I’d type more but there’s not much more to put. I spent time making a will, ensuring my affairs were in order. I was gonn quit my job and travel, but it turned out I need the insurance. Luckily for me I like my job and my company. Everything is ethereal.
Thank you for sharing and all the best for you!
Yeah. I would stop studying and just focus on things I enjoy
If I knew there was nothing after next week, I’d keep doing what I do, but harder.
because you like it?
I’ll just smoke more weed and play more video games. 🤷🏻♂️
Oh fuck yeah. Id hop on that website showing all dots for kiddie diddlers, and start reducing the number of dots one by one.
I’d put everything on credit cards that I’m responsible for. No co signer. So when I die there’s nothing they can do. Then travel the world. Also would withdraw my 401k and have fun. That’s if I’m dead in a year. By the time they figure it out, I’m dead (that is if I’m smart about how I do it).
What are they doing to do? Dig me up and put me in jail?
My own life only? Not everything?
One year? And I am healthy for it? Maybe quit working, spend the retirement money traveling for awhile. Maybe.
Five years, and I am healthy for them? And only I know this? Increase my life insurance each year, keep working but take longer breaks, try to make sure that my husband can pay off the house and stuff with the life insurance.
Why am I not doing these things? Because they are short term plans that would be harmful over a longer lifetime. The first, obviously, but the second would be expensive and unsustainable as well. Like it or not, I have to plan for a long life, keep healthy, keep my job, and I am pretty happy already.
Yes, yes i would.
But I’m not poofing, so I’m not willing to go to prison.
I’d probably carry on life as normal, but start peppering my conversations with things like “I’m finally looking forward to spending time with my family,” and “I just nailed a huge promotion,” and “I finally just had an offer accepted on a house,” and “I just beat cancer, so we’re finally going to get married!”

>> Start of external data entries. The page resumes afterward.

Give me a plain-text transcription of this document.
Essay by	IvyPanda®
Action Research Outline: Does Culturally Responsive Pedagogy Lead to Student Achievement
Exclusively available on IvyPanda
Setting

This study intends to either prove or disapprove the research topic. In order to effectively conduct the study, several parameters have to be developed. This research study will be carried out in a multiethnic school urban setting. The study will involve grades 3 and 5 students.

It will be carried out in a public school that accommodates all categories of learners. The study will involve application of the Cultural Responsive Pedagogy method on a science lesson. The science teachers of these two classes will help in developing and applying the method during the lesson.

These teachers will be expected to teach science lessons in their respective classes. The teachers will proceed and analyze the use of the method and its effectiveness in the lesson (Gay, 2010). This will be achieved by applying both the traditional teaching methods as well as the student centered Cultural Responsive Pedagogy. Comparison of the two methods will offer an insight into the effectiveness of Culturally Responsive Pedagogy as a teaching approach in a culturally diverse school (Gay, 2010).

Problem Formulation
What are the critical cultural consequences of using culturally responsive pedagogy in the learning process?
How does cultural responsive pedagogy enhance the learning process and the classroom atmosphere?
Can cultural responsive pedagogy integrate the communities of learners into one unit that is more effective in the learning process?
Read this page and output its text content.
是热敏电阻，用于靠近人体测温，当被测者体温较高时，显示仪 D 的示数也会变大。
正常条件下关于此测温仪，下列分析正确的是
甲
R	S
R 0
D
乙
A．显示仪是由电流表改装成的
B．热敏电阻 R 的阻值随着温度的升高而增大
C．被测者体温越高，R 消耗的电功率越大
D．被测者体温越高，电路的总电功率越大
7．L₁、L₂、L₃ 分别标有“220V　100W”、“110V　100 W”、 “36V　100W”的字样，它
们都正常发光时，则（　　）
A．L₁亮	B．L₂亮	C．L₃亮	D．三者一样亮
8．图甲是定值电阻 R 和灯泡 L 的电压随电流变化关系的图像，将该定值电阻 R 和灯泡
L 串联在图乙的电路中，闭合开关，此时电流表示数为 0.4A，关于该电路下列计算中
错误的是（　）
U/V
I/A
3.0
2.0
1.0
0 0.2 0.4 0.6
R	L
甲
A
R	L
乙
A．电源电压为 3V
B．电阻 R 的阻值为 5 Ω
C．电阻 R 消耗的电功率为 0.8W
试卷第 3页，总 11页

If I see my death coming and there’s nothing I can do about it, I want it to seem like the most unfortunate, tragically timed event possible.
Yes
It’s a question I’ve thought about a lot. Not only to me but the limited time I have left with my parents.
YOLO’ing only works for those without responsibilities to others or foresight. If you actually knew your life was ending, that certainly changes priorities. Life becomes a sprint instead of a marathon.
To those who say without knowing the future, “Live every day as if it were your last,” I like to tack on, “… But there’s a fair chance you may actually live for another year or more!” Stay grateful; seize the day, sure, but you still need to tread water.